An extremely appealing presence in Tuscany is yielded by the small town of Volterra (pertaining to the province of Pisa) which, despite its seclusion, manages to amass a huge tourist asset chiefly consisting off historic and religious edifices. Volterra is about 50 kilometers southeastwards from Pisa, and it might not prove to be the ideal destination for tourists who believe bustle is the best indicator for tourist hotspots. Yet, others may consider the seclusion of this Tuscan hill town is the main feature which yields the picturesque dash of Volterra. This Cecina Valley town impresses by its virtually perfectly preserved medieval patrimony dotted with Etruscan and Renaissance vestiges.

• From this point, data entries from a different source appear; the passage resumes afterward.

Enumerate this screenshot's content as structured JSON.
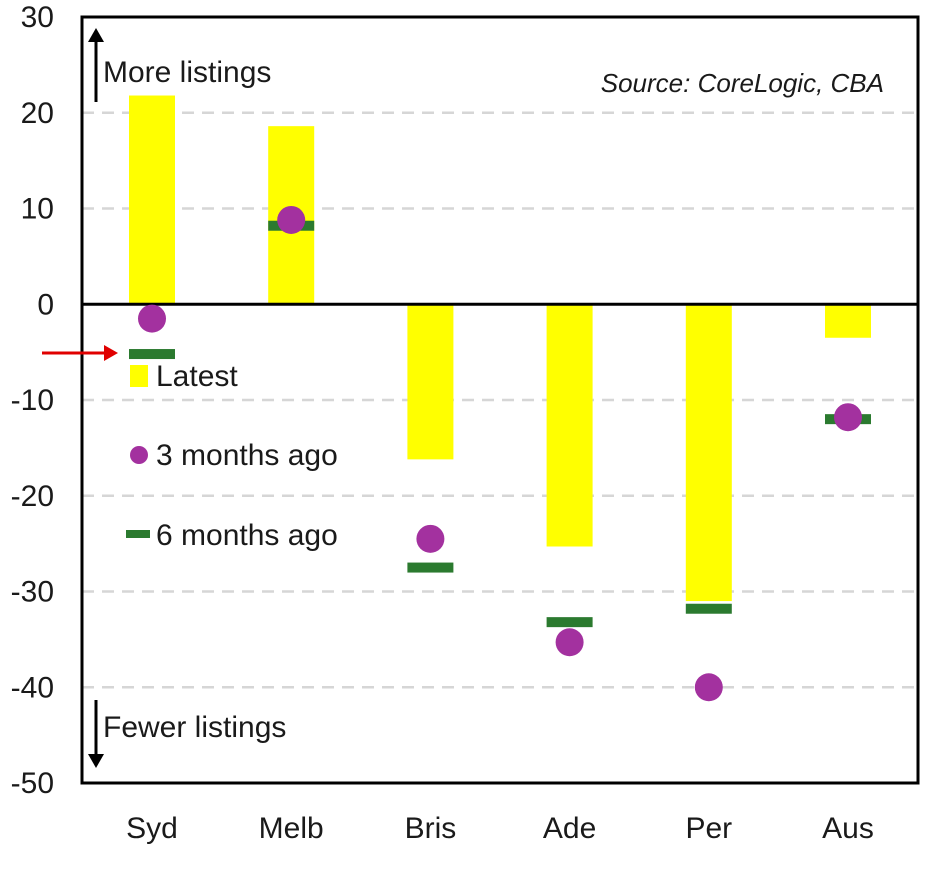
{
  "chart_data": {
    "type": "bar",
    "categories": [
      "Syd",
      "Melb",
      "Bris",
      "Ade",
      "Per",
      "Aus"
    ],
    "series": [
      {
        "name": "Latest",
        "kind": "bar",
        "values": [
          21.8,
          18.6,
          -16.2,
          -25.3,
          -31.0,
          -3.5
        ]
      },
      {
        "name": "3 months ago",
        "kind": "dot",
        "values": [
          -1.5,
          8.8,
          -24.5,
          -35.3,
          -40.0,
          -11.8
        ]
      },
      {
        "name": "6 months ago",
        "kind": "dash",
        "values": [
          -5.2,
          8.2,
          -27.5,
          -33.2,
          -31.8,
          -12.0
        ]
      }
    ],
    "y_ticks": [
      30,
      20,
      10,
      0,
      -10,
      -20,
      -30,
      -40,
      -50
    ],
    "ylim": [
      -50,
      30
    ],
    "grid": "horizontal dashed",
    "legend_position": "left-middle",
    "annotations": {
      "top": "More listings",
      "bottom": "Fewer listings",
      "source": "Source: CoreLogic, CBA"
    },
    "colors": {
      "bar": "#ffff00",
      "dot": "#a3319f",
      "dash": "#2b7a2f",
      "grid": "#d6d6d6",
      "arrow_marker": "#e00000"
    }
  }
}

A Theatre of Roman origin (1st century BC) and the so called Porta all’Arco and Porta Diana, dating back to oldest times recorded, are the oldest remains substantiating the imprint of Antiquity on this Tuscan town. There are quite a few palaces and adjoining towers to complement the display of historic landmarks, such as Palazzo dei Priori, Palazzo Pretorio, Palazzo Vescovile, Palazzo Incontri and Palazzo del Monte Pio. In terms of museums, the Diocesan Museum of Religious Art, the Civic Art Gallery and the Guarnacci Museum are the most noteworthy. In terms of religious edifices, visitors should always want to tick off the Volterra Cathedral built in a Romanesque style, the town’s Baptistery and the Badia Camaldolese abbey. The Church of San Giusto is also worth visiting. A trip or a stay in Volterra can be topped with the purchase of some fine pieces of alabaster works, Volterra having been renowned for its art in producing such items since ancient times. Besides its inherent tourist relevance, Volterra is also a fine starting point for exploring other interesting destinations in Tuscany, such as San Gimignano.